En attendant, j'estime que l'activité principale de cette succursale est l'armement et la consignation. C'est donc le régime des salaires des compagnies de navigation - ou, à la rigueur des maisons de consignations - qui doit être appliqué indistinctement à tout le personnel de Marseille, personnel charbons compris, il n'est pas possible d'admettre un régime particulier pour ce dernier et comme disent les Anglais "if they don't like it, they can lump it". Si la même chose se produisait dans d'autres ports, Bayonne par exemple, où l'activité principale est le charbon, le personnel employé à l'armement ou à la consignation devrait être aligné sur le personnel charbons.
Du reste la solution, en ce qui concerne ce problème marseillais est celle que Robert m'a indiquée dans une de ses dernières lettres ; la mise en veilleuse du département charbons dont le personnel est pléthorique pour une activité réduite et qui restera telle pendant probablement encore longtemps.
Rouen
Je reçois aujourd'hui la copie de la lettre de Rouen du 17 mars. Il n'est pas possible d'abandonner la manutention des bateaux américains dont la consignation nous est apportée par les Chargeurs réunis. Ce serait un aveu de faiblesse au moment où nous demandons tant aux Chargeurs qu'aux Messageries de nouvelles consignations et de nouvelles manutentions, au regard des Américains, pour l'avenir, ce serait une faute.
Il n'est pas possible non plus de refuser la manutention des bateaux de la General Steam qui nous est donnée en même temps que la consignation au Havre et à Rouen, opérations d'autant plus intéressantes que nous ferons certainement, après la guerre, des accords de fret - cabotage avec la General Steam. Par contre l'abandon d'une manutention de la SNA importe moins.
Mais il faut trouver un moyen de calmer les esprits rouennais, car, la formule du pool dans ce port s'avère fâcheuse pour nous. Je regrette de voir à cet égard que notre nouvel associé de transit, M. [Canu], semble le plus acharné de nos opposants. Robert ne pourrait-il pas trouver un moyen de le calmer ?
Je pense par exemple à une formule qui existe à Port-Saïd depuis 50 ans et de par laquelle les maisons qui dépassent leur pourcentage paient à la masse une partie de leurs bénéfices calculée sur leur dépassement, sorte d'amende dont le produit est réparti entre ceux qui n'atteignent pas leur pourcentage, et au prorata.
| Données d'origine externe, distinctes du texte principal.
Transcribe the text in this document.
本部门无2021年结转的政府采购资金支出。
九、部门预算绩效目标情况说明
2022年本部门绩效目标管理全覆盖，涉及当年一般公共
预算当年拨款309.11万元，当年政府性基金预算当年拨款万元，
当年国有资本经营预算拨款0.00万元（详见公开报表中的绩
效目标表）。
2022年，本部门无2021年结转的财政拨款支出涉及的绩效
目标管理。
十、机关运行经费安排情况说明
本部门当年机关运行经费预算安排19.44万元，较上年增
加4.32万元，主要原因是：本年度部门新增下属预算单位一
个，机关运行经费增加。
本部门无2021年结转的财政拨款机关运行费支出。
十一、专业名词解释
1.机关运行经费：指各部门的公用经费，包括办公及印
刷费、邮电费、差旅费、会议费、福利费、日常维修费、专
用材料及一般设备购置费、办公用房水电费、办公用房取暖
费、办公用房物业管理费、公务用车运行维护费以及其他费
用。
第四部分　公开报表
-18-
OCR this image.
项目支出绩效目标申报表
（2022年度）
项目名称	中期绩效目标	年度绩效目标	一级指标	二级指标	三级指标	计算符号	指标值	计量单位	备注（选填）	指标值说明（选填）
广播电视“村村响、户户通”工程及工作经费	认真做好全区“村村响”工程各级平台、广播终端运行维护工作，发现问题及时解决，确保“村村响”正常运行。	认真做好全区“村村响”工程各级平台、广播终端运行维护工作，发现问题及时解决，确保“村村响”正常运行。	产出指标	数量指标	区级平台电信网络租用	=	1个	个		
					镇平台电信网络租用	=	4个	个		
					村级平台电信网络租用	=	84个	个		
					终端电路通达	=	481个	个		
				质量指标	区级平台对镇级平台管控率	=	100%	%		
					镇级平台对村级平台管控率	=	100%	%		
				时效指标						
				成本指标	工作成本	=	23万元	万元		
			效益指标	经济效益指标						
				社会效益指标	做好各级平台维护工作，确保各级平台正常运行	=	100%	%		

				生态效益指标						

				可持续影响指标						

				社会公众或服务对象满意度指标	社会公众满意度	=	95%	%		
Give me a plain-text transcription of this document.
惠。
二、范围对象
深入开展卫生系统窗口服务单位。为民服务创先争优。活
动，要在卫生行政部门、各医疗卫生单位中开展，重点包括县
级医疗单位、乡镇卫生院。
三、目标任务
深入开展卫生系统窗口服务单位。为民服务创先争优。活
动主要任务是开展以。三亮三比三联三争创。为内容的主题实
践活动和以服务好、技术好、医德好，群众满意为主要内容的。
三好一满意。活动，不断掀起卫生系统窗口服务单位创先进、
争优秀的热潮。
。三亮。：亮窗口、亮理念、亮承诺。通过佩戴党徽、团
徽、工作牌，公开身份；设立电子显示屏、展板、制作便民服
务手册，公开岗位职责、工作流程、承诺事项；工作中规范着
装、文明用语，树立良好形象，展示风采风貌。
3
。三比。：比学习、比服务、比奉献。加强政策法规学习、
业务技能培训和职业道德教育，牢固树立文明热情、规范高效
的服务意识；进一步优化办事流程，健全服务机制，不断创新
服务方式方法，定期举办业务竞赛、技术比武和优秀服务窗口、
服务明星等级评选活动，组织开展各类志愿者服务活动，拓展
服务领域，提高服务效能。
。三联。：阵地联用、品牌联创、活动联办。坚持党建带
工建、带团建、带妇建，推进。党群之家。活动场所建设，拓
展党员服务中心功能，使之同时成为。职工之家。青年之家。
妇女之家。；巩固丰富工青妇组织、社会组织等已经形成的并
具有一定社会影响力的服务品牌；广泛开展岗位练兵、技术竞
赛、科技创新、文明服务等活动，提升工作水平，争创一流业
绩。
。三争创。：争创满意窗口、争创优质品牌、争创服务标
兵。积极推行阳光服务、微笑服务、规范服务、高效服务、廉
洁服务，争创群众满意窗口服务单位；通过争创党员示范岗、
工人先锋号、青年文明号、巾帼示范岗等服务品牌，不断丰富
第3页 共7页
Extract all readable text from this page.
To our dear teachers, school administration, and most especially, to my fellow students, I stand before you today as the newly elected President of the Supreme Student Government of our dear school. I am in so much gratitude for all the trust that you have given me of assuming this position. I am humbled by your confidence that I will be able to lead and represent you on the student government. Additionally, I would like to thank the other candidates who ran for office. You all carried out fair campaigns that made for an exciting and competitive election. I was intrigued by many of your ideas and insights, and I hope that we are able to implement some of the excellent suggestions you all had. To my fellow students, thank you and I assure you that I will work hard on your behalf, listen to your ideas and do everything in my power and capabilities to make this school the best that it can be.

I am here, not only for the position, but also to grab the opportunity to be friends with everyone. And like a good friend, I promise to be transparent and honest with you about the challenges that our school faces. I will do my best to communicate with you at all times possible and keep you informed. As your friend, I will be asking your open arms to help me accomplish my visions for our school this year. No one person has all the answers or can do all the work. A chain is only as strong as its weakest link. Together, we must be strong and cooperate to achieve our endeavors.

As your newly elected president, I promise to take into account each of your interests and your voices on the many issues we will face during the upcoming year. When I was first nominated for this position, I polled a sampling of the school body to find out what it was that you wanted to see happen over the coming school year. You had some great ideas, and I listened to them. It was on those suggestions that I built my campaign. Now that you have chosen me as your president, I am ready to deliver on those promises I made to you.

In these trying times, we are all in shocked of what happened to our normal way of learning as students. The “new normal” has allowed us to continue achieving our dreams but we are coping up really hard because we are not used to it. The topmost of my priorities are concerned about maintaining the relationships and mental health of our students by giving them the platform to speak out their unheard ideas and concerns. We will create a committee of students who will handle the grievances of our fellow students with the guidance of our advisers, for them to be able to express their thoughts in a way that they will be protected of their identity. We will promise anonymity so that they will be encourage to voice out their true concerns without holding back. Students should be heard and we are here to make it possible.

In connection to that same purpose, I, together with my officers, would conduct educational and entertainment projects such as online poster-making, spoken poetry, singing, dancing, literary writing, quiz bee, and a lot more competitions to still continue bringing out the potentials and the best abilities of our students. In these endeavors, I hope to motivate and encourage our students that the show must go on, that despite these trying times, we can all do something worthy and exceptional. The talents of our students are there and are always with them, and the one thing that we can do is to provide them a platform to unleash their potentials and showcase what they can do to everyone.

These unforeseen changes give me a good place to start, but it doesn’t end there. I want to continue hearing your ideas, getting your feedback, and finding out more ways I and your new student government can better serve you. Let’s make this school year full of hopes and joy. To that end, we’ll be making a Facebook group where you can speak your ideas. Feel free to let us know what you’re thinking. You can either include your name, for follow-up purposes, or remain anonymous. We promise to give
Il faut tout faire pour maintenir le principe du droit aux armateurs gérants britanniques de choisir leurs consignataires et leurs manutentionnaires de disposer des manutentions, ou de charger leurs consignataires de disposer des manutentions comme ils l'entendent. Et en vue de l'avenir il faut tout faire pour conserver à nos succursales la manutention des bateaux dont ils sont consignataires.